State the final result

The original series $$\sum_{k=1}^{\infty} \ln \left(\frac{k}{k+1}\right)^{p}$$ converges for values of the parameter \(p > 1\).

Key concepts

Comparison Test

When we talk about series convergence, we often encounter situations where direct analysis of the series isn't straightforward. The Comparison Test is a valuable tool for such cases. This test helps us determine if a series converges or diverges by comparing it to another series that we already know the behavior of.

The idea is simple:

• If the series we are examining is smaller term-by-term than a known convergent series, then it also converges.
• Conversely, if it is larger than a known divergent series, it diverges.
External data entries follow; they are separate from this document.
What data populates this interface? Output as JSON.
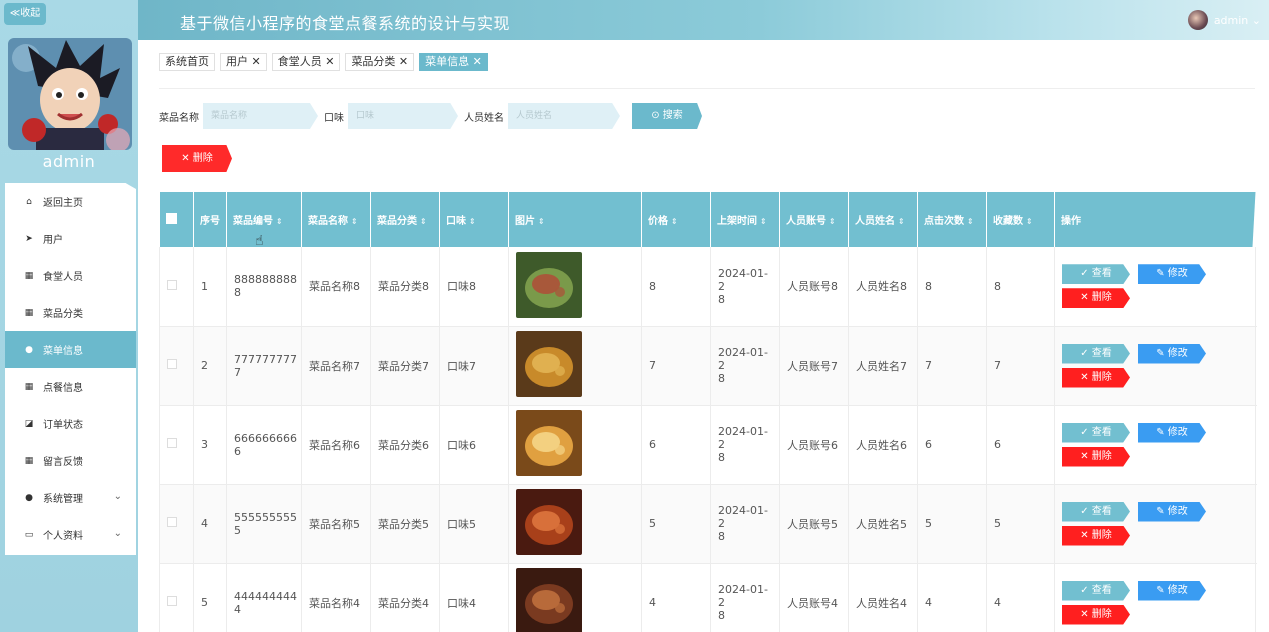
{
  "sidebar": {
    "collapse_label": "≪收起",
    "username": "admin",
    "items": [
      {
        "label": "返回主页",
        "icon": "⌂",
        "active": false
      },
      {
        "label": "用户",
        "icon": "➤",
        "active": false
      },
      {
        "label": "食堂人员",
        "icon": "▦",
        "active": false
      },
      {
        "label": "菜品分类",
        "icon": "▦",
        "active": false
      },
      {
        "label": "菜单信息",
        "icon": "●",
        "active": true
      },
      {
        "label": "点餐信息",
        "icon": "▦",
        "active": false
      },
      {
        "label": "订单状态",
        "icon": "◪",
        "active": false
      },
      {
        "label": "留言反馈",
        "icon": "▦",
        "active": false
      },
      {
        "label": "系统管理",
        "icon": "●",
        "active": false,
        "chevron": "⌄"
      },
      {
        "label": "个人资料",
        "icon": "▭",
        "active": false,
        "chevron": "⌄"
      }
    ]
  },
  "header": {
    "title": "基于微信小程序的食堂点餐系统的设计与实现",
    "user": "admin ⌄"
  },
  "tabs": [
    "系统首页",
    "用户 ✕",
    "食堂人员 ✕",
    "菜品分类 ✕",
    "菜单信息 ✕"
  ],
  "search": {
    "f1_label": "菜品名称",
    "f1_placeholder": "菜品名称",
    "f2_label": "口味",
    "f2_placeholder": "口味",
    "f3_label": "人员姓名",
    "f3_placeholder": "人员姓名",
    "button": "⊙ 搜索"
  },
  "delete_button": "✕ 删除",
  "table": {
    "headers": [
      "序号",
      "菜品编号",
      "菜品名称",
      "菜品分类",
      "口味",
      "图片",
      "价格",
      "上架时间",
      "人员账号",
      "人员姓名",
      "点击次数",
      "收藏数",
      "操作"
    ],
    "sort_mark": "⇕",
    "buttons": {
      "view": "✓ 查看",
      "edit": "✎ 修改",
      "del": "✕ 删除"
    },
    "rows": [
      {
        "idx": "1",
        "code": "888888888\n8",
        "name": "菜品名称8",
        "cat": "菜品分类8",
        "taste": "口味8",
        "price": "8",
        "time": "2024-01-2\n8",
        "acct": "人员账号8",
        "person": "人员姓名8",
        "clicks": "8",
        "favs": "8",
        "img": [
          "#3e5a2a",
          "#7a9a4a",
          "#a8583a"
        ]
      },
      {
        "idx": "2",
        "code": "777777777\n7",
        "name": "菜品名称7",
        "cat": "菜品分类7",
        "taste": "口味7",
        "price": "7",
        "time": "2024-01-2\n8",
        "acct": "人员账号7",
        "person": "人员姓名7",
        "clicks": "7",
        "favs": "7",
        "img": [
          "#5a3a1a",
          "#c88a2a",
          "#e0b050"
        ]
      },
      {
        "idx": "3",
        "code": "666666666\n6",
        "name": "菜品名称6",
        "cat": "菜品分类6",
        "taste": "口味6",
        "price": "6",
        "time": "2024-01-2\n8",
        "acct": "人员账号6",
        "person": "人员姓名6",
        "clicks": "6",
        "favs": "6",
        "img": [
          "#7a4a1a",
          "#e0a040",
          "#f3d080"
        ]
      },
      {
        "idx": "4",
        "code": "555555555\n5",
        "name": "菜品名称5",
        "cat": "菜品分类5",
        "taste": "口味5",
        "price": "5",
        "time": "2024-01-2\n8",
        "acct": "人员账号5",
        "person": "人员姓名5",
        "clicks": "5",
        "favs": "5",
        "img": [
          "#4a1a10",
          "#a8401a",
          "#d8703a"
        ]
      },
      {
        "idx": "5",
        "code": "444444444\n4",
        "name": "菜品名称4",
        "cat": "菜品分类4",
        "taste": "口味4",
        "price": "4",
        "time": "2024-01-2\n8",
        "acct": "人员账号4",
        "person": "人员姓名4",
        "clicks": "4",
        "favs": "4",
        "img": [
          "#3a1a10",
          "#7a3a20",
          "#b86a3a"
        ]
      }
    ]
  },
  "colors": {
    "accent": "#6bb9cc",
    "danger": "#ff1f1f",
    "edit": "#3a9cf2"
  }
}
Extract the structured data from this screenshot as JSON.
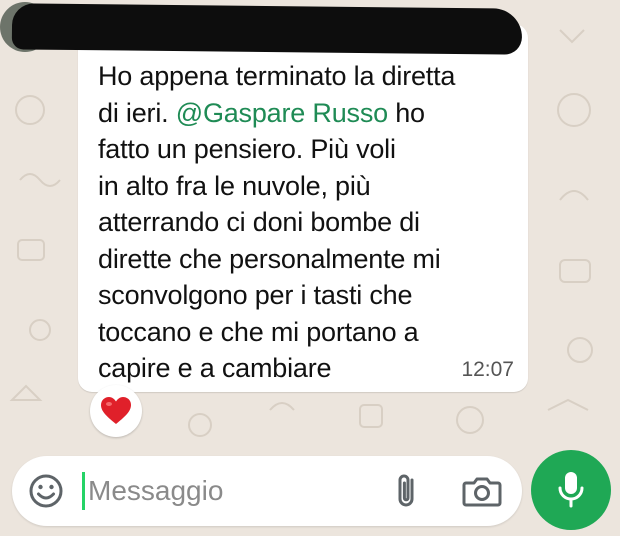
{
  "chat": {
    "message": {
      "text_before": "Ho appena terminato la diretta\ndi ieri. ",
      "mention": "@Gaspare Russo",
      "text_after": " ho\nfatto un pensiero. Più voli\nin alto fra le nuvole, più\natterrando ci doni bombe di\ndirette che personalmente mi\nsconvolgono per i tasti che\ntoccano e che mi portano a\ncapire e a cambiare",
      "time": "12:07",
      "reaction": "heart"
    },
    "sender_name_redacted": true
  },
  "composer": {
    "placeholder": "Messaggio",
    "emoji_icon": "smiley-icon",
    "attach_icon": "paperclip-icon",
    "camera_icon": "camera-icon",
    "send_icon": "microphone-icon"
  },
  "colors": {
    "accent": "#1fa855",
    "mention": "#1f8b55",
    "wallpaper": "#ece5dd",
    "reaction": "#e0202a"
  }
}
In equation format, if we have two series, \(\sum a_k\) and \(\sum b_k\), then:

• If \(0 \leq a_k \leq b_k\) for all \(k\) and \(\sum b_k\) converges, then \(\sum a_k\) converges.
• If \(0 \leq b_k \leq a_k\) for all \(k\) and \(\sum b_k\) diverges, then \(\sum a_k\) diverges.

Applying this to our example, we compared \(p \ln\left(\frac{k}{k+1}\right)\) with \(p \frac{1}{k+1}\), knowing the behavior of the harmonic series to help us solve the problem.

Logarithmic Function

The logarithmic function, commonly denoted as \(\ln(x)\), is another core aspect of this problem. It is the inverse operation of exponentiation and has unique properties that make it useful in mathematical analysis.

One of the reasons we encounter logarithms in series analysis is because they provide a way to handle very gradual growth. Specifically, for large values of \(k\), \(\ln\left(\frac{k}{k+1}\right)\) simplifies neatly into a form that allows clean boundary comparison. This simplification plays a crucial role in applying the Comparison Test.

Remember, the function \(\ln(\frac{k}{k+1})\) tends to decrease as \(k\) increases. This happens because \(\frac{k}{k+1}\) approaches 1, and the natural logarithm of 1 is zero. Hence within series, it often serves to reduce the size or order of terms, making them more comparable to known functions like the \(\frac{1}{k+1}\) in the comparison.

Harmonic Series

The harmonic series is a classic series in mathematics given by \(\sum_{k=1}^{\infty} \frac{1}{k}\). It shows up frequently in various convergence and divergence discussions.

Despite how slowly the terms get smaller, the harmonic series diverges. This means that if we try to sum all these \(\frac{1}{k}\) terms from 1 to infinity, the sum grows without bound. However, if we consider a modified version like \(\sum_{k=1}^{\infty} \frac{1}{k+1}\), which slightly shifts the sequence, the nature remains the same, diverging as well.

In our series convergence problem, this property is crucial. By matching terms like \(p \ln\left(\frac{k}{k+1}\right)\) to a known translated harmonic series, we could apply the Comparison Test to great effect, revealing that our series converges for values of \(p > 1\), leveraging the divergent nature of the harmonic series with a specific value of \(p\). This example demonstrates the harmonic series's pivotal role in determining the convergence or divergence behavior of related series.